What I discovered was that after about two minutes the coolant went cloudy white. When watching the biotic colonies you could see them MELTING. It was awesome. After two hours, 95% of the gunk was washed off the walls and held in suspension in the coolant. At that point, I worked the hose by kinking it near each remaining patch so the water would scour it off. In the end there is barely any trace of infestation left in my system, and due to the dual cleansers I can be assured that it is dead.

Not being the type to trust, though, I have drained and refilled my system with water, aquarium algae killer, and sanitizer. If this doesn't do the trick, nothing will. So far the water has remained clear.

For all of you that didn't believe that your cooling system could be scoured without mechanical means: YOU WERE WRONG. All it takes is a strong enough witches brew and you can dissolve anything. I encourage you to give this a whirl and see how it works for YOU if you have this problem. I'll prolly check and see if I can write a sticky on this, because this is something that can help quite a few of us.
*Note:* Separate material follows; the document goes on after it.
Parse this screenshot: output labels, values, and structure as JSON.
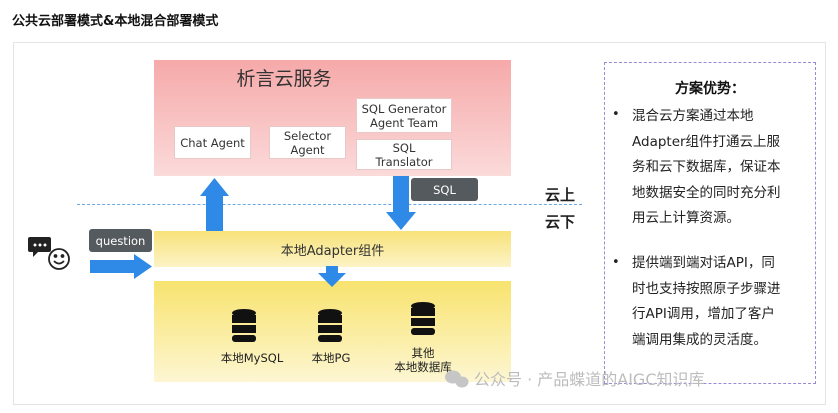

Tomorrow, I'm going to redrain and fill with distilled/hyperlube/glycol/sanitizer. That should keep me clear and beastie free from here on out.
Nice work. I guess the opaque look of the tubing can't be helped. Just curios though, ever thought of using Zerex Valvoling super coolant, with some anti aglae agent from your local pet store with distilled water?. Not sure on the ratio but mabye 10% Zerex, few drops of anti algae every month or so and the remaining distilled water?